Manche hoffen: Genug jetzt. Doch das Gegenteil trifft zu: Es hat gerade erst angefangen.
Zwei Beton-Jahrzehnte hat Zürich schon hinter sich. In der Skyline ragten mehr Kräne als Kirchtürme auf. Die Bevölkerung wuchs von 359'000 (1998) auf 428'000 (2018).
Der Bauboom hat vor allem auf Brachen oder ehemaligen Fabrikgeländen stattgefunden. Nun soll er auf weitere Gebiete übergreifen. Von «Innenentwicklung» sprechen Experten, sie meinen die Nachverdichtung bestehender Quartiere. Heikle Eingriffe.
Dafür, dass dieses Auffüllen klappen könnte, hat der Kantonsrat gesorgt. Einstimmig beschloss er kürzlich die Verordnung über den preisgünstigen Wohnraum (PWV), letzten Montag folgte das ebenfalls einstimmige Ja zum Mehrwertausgleichsgesetz (MAG). Beide Vorlagen waren lange blockiert geblieben, für beide kämpfen die Zürcher Linken seit vielen Jahren. Umso bemerkenswerter ist die plötzliche Eintracht. Dass sie ausserhalb der Politszene keine Gefühlsausbrüche auslöste, liegt wohl an den komplizierten Namen. Die wenigsten Menschen können sich unter PWV und MAG etwas vorstellen.

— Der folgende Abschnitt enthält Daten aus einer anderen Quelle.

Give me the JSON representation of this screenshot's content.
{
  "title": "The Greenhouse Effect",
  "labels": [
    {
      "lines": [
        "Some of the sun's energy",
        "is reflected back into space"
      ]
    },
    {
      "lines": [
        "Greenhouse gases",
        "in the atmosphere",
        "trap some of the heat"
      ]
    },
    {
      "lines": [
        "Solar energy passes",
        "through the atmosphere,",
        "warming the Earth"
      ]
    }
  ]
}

Hinter beiden Vorlagen steht die gleiche Idee: Bei Umzonungen soll die Öffentlichkeit mitprofitieren. Wenn eine Gemeinde Bodenbesitzern erlaubt, breiter und höher zu bauen, machen diese einen Art Lottogewinn. Sie können mehr Wohnungen erstellen, der Wert des Grundstücks steigt – ohne dass sie etwas dafür tun müssen. Das Mehrwertausgleichsgesetz erlaubt den Gemeinden nun, sich an diesem Gewinn zu beteiligen. Bis zu 40 Prozent davon können sie einfordern. Diese Einnahmen brauchen sie für die Kosten, die Neubauquartiere verursachen. Dort müssen Gemeinden Schulhäuser erstellen, Strassen, Tramlinien, Leitungen, Pärke.
Asoziale Wohnquartiere
In Zürich herrscht ein breiter politischer Konsens, dass die Stadt mehr günstige Wohnungen braucht. Mit der Verordnung über den preisgünstigen Wohnraum erhalten die Behörden ein neues Instrument, um diese Forderung umzusetzen. Sie können von Immobilienentwicklern verlangen, dass ein Teil der Wohnungen, die neu entstehen, tiefe Mieten haben.
Ganz unbekannt ist das nicht. Bei Grossprojekten setzt der Gemeinderat Investoren schon länger unter Druck, um einen Anteil günstiger Wohnungen festzuschreiben. So geschah es in der Manegg. Die Bürgerlichen verurteilen solche Deals als «Nötigung», da eine Rechtsgrundlage fehle. Nun ist sie da. Genau zum richtigen Zeitpunkt.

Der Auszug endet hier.